11:41:11 beach But this morning I noticed that it is a linear-equation system. The problem, though, is that the system is large very sparse, so it would be too costly to solve it with something like Gaussian elimination.

11:41:21 beach Otherwise, the idea is as follows: The EDU is defined for each variable at program points before each instruction.

11:41:30 beach The EDU of a variable V before instruction I (i.e., EDU[V,I]) is 0 if I has V as an input.

11:41:38 beach Otherwise, if I has a single successor J, then EDU[V,I] = EDU[V,J] + 1.

11:41:44 beach If I has two successors, and V is live in only one successor J, and we estimate the probability of the branch from I to J to be taken by probability p, then EDU[V,I] = 1/p * EDU[V,J].

11:41:46 beach Otherwise, let J and K be the successors of I and p the probability that the branch from I to J is taken, then EDU[V,I] = p * EDU[V,I] + (1-p) * EDU[V,J].

11:42:27 beach Er, the last one should be EDU[V,I] = p * EDU[V,J] + (1-p) * EDU[V,K]

11:43:19 beach Time for a lunch break.

13:10:23 beach The only real problem is with loop inside of which some variable is live but not used.

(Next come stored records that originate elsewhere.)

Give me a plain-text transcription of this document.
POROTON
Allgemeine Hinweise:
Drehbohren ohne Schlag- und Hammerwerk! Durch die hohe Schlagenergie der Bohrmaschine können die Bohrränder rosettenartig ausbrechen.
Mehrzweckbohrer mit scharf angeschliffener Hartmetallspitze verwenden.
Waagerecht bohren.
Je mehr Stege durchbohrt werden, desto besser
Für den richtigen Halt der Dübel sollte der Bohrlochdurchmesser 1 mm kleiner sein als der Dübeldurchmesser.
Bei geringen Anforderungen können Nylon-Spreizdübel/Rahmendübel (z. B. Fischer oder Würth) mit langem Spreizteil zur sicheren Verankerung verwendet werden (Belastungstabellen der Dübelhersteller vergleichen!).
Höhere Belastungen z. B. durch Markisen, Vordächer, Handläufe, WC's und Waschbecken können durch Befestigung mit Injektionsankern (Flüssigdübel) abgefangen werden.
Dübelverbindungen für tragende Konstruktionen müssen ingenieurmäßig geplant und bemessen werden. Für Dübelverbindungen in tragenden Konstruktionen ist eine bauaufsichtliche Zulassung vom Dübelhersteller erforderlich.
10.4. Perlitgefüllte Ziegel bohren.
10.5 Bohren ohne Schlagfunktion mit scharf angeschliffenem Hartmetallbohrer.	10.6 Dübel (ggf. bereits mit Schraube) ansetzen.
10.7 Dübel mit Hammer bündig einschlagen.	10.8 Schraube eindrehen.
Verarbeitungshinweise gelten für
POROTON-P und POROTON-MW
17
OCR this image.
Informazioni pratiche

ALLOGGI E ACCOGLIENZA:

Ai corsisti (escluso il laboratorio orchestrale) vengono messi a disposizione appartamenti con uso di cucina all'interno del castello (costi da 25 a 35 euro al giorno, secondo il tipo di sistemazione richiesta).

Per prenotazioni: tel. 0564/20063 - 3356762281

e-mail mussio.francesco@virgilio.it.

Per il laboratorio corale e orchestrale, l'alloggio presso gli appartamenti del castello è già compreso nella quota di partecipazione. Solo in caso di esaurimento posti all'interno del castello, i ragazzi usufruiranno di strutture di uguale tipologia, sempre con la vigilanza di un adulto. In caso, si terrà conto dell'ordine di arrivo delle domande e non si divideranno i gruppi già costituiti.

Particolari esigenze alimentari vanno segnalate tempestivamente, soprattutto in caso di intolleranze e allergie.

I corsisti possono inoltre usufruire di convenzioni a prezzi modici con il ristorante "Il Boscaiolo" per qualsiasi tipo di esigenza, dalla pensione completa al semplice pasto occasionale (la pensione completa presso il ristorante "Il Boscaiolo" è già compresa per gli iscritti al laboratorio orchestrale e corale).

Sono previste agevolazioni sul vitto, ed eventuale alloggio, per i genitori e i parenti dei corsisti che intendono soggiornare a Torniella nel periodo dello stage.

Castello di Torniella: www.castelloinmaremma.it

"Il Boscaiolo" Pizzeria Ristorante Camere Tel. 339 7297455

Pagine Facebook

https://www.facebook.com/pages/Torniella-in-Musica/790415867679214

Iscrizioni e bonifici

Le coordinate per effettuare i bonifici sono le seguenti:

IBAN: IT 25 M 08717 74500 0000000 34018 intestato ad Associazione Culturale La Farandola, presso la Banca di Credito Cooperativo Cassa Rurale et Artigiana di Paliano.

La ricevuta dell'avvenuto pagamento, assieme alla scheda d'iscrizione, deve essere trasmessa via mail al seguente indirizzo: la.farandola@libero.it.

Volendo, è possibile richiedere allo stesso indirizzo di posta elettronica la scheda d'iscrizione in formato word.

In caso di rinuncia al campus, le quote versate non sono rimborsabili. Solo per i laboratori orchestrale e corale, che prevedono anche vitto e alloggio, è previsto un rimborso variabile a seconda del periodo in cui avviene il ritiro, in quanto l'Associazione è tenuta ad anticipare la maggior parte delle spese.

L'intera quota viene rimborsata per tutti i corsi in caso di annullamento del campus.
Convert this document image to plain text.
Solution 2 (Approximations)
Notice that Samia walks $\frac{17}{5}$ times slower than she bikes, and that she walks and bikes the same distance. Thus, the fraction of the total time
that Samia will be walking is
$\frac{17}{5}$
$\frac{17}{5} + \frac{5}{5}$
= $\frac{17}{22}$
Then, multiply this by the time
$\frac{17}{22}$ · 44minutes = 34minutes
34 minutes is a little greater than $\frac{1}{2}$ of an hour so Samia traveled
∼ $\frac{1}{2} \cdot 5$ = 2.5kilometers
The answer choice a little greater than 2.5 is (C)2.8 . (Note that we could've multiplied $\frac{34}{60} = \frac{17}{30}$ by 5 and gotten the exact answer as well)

The other cases are simple.

13:10:30 beach *with loops

13:11:14 beach However, I have also hinted in the past that register allocation should be done in loops first, from the innermost to the outermost.

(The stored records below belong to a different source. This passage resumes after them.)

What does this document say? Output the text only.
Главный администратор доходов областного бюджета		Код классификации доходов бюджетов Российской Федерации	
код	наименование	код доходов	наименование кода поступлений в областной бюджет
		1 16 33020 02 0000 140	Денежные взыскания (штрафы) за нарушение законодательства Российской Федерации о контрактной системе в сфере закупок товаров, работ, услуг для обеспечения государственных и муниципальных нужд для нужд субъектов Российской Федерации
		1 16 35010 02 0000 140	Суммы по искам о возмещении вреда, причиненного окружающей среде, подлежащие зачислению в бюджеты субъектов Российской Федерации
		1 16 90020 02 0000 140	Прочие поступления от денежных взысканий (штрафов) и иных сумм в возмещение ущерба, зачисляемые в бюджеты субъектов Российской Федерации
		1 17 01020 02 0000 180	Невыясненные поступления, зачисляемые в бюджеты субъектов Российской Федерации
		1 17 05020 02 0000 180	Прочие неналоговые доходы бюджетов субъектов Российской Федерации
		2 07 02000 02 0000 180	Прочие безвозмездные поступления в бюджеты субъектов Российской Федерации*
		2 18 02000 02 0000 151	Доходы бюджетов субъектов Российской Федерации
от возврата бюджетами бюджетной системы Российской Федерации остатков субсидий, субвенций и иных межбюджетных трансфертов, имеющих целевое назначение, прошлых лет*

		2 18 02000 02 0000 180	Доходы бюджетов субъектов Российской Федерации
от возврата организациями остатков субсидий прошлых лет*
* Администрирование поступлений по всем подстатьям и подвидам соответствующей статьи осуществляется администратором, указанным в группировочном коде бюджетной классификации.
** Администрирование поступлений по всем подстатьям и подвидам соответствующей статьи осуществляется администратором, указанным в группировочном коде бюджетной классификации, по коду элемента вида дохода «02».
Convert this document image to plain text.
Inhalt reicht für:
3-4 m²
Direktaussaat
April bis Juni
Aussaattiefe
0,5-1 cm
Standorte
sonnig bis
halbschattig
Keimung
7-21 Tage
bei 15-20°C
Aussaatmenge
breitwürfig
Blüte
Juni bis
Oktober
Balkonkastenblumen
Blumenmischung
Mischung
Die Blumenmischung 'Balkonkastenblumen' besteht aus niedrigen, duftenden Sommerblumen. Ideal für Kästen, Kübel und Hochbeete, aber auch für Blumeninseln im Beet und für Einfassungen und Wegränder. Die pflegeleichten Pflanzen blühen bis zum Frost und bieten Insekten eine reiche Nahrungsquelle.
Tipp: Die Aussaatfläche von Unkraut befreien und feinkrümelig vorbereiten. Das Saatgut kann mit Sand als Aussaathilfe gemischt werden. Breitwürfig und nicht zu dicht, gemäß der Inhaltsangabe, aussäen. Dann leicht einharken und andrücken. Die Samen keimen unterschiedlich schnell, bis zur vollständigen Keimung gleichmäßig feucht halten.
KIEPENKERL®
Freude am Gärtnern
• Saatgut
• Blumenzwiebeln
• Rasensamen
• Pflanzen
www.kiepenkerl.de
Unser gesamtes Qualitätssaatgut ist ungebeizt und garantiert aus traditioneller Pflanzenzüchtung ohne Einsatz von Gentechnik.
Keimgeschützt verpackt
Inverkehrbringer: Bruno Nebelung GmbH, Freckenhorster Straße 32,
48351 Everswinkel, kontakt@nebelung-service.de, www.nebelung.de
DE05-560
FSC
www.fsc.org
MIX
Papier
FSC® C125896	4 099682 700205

13:20:14 heisig Hello everyone!

13:20:23 beach Hello heisig.

14:23:42 beach The equations would be a lot fewer if established by basic blocks.

14:27:40 beach So, anyway, there are two completely separate phases to my idea. Phase 1 is to compute the EDUs and phase 2 is to use those EDUs to allocate registers. So I'll put phase 1 on hold for the time being and start thinking about phase 2.

15:11:55 heisig ACTION just read up on the idea of using EDU for register allocation.

15:14:26 heisig Solving such a linear system efficiently should not be too hard. Especially since we don't need an exact solution - an approximation would be fine.

15:14:46 beach It is also in chapter 10 of the Cleavir documentation in SICL/Code/Cleavir/Documentation.

15:15:07 beach Yes, I agree. It should not be hard.

15:17:58 beach In the Cleavir documentation, the equations are not linear, but I think a linear system is a fine approximation.

15:49:36 beach x86-64 register allocation is tricky because of the two-argument instructions.

15:50:00 beach But I think I can abstract out decisions to a "strategy" object.

15:52:58 beach ... which is too bad, because I am not really that interested in that particular architecture. But that's what we have for the time being. Oh, well.

15:59:03 heisig Hmm, x86 could actually be gone soon. They will never be able to decode more than five instructions per cycle, and that is starting to hurt.

15:59:30 heisig Or is that wishful thinking from my side? Who knows.

16:07:09 beach Yeah, hard to say.

16:09:41 beach Bike: What semantics do we attribute to UNBOX instructions? Are the responsible for checking that the input is of one of the right types (and signaling an error otherwise) and then applying the relevant unboxing operation? If so, is there any way that the type inferencer could annotate such an instruction so that some steps could be skipped in some cases?

16:10:10 beach *Are they

16:11:54 Bike boxing and unboxing is kind of still in flux. HIR unbox definitely checked types, though.

16:12:02 Bike probably a better design would be to separate the type check from the unboxing

16:13:01 beach That's what I though. Yes, maybe. But it's tricky since more than one object type could work, and the unboxing operation would be different for each one.

16:14:14 Bike how do you mean?

16:14:25 beach I guess it's perhaps only for the ((un)signed-byte 64) that both a fixnum and a bignum might work.

16:14:40 Bike oh, yeah.

16:14:55 Bike i think integers kind of form a special case as far as un/boxing goes

16:15:39 beach For the smaller integer types, only fixnums apply. But the value has to be tested.

16:16:01 beach But, sure, we may have unboxed 128-bit integers some day.